IMF deal sees smaller civil service

More details on Iraq's new two-year stand-by arrangement (SBA) with the IMF were revealed in March with the publication of the Fund's Staff Report. The main budgetary problems in 2008 contributing to Iraq's request for the SBA were falling oil prices, a 70% expansion in the civil service wage bill and transfers, and a higher than expected execution rate on the capital budget. Thus, one of the SBA's performance criteria is to hold constant recurrent expenditure in the 2011 and 2012 federal budgets, in nominal terms so that it falls to 57% of GDP by 2012. As a key step in doing so, Iraq has committed to carrying out a census of state employees by the end of September. As this census has been an outstanding Iraqi commitment to the Fund for some years now, the task has been simplified to exclude employees of the state security apparatus.
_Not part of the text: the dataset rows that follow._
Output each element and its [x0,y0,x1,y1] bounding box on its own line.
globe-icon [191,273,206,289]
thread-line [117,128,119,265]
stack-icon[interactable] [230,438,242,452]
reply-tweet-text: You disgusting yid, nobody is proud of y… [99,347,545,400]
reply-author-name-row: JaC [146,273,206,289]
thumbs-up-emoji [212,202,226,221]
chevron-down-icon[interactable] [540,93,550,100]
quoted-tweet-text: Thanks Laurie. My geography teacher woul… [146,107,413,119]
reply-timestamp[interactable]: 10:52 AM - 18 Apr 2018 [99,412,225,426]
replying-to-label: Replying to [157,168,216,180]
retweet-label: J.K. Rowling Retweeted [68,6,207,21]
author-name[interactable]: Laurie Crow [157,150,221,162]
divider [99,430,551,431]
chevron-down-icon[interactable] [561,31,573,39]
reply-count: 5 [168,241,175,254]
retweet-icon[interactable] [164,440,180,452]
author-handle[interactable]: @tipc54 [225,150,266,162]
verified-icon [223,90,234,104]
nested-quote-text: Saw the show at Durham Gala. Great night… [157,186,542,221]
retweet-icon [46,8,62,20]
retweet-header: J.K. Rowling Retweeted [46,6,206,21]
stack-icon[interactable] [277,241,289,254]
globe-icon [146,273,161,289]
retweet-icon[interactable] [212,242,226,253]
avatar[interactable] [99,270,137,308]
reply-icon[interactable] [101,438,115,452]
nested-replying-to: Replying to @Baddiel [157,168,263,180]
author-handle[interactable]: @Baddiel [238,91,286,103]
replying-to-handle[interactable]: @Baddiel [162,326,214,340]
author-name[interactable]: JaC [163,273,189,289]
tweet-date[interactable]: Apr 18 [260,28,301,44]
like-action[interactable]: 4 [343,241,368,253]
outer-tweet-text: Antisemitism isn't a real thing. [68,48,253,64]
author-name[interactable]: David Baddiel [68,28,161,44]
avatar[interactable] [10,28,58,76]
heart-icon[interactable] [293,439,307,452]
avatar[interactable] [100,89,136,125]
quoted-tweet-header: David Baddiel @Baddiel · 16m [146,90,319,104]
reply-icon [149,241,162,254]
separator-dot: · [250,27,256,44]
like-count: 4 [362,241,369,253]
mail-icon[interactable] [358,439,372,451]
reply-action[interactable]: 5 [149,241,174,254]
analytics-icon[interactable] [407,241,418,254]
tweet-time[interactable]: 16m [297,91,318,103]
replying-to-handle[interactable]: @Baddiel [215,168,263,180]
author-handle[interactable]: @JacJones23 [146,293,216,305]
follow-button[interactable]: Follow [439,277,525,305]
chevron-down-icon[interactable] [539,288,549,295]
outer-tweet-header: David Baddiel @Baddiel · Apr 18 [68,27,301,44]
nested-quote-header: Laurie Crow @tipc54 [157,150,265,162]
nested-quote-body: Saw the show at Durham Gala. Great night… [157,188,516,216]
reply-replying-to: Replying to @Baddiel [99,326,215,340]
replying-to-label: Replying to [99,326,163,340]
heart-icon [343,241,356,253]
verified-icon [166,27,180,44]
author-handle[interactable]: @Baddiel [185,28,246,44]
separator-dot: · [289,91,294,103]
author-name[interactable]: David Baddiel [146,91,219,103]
The Iraqi authorities have also committed to reducing transfers to state- owned enterprises (SOEs): the IMF projects that these will decline from US$2.6bn this year to US$1.9bn in 2012. In late March the Ministry of Industry and Minerals announced that, over the next five years, it would allow foreign investors to take up to 50% stakes in as many as 240 of its factories. As similar announcements have been made for some years now, it remains to be seen how credible this is: although Iraq's statist mode of industrial development has seen non-oil GDP per head fall to the same level as Rwanda's, the mentality remains deeply ingrained.

Other Iraqi policy commitments include the completion of its oil metering system by end-2010. The balance sheets of the state-owned Rasheed and Rafidain banks, accounting for 90% of Iraqi banking assets, are to be restructured by the end of June. The adoption of a plan for doing so was a structural benchmark in Iraq's last SBA with the IMF, which was due to be completed by September 2008. Finally, Iraq is committed to improving its institutional and statistical capacity. Although the pledge to hold recurrent expenditure constant for the next two years is a bold one for Iraq, the other conditions of the SBA are the same as those outlined previously, leading to skepticism about the country's willingness to carry out the agreed reforms.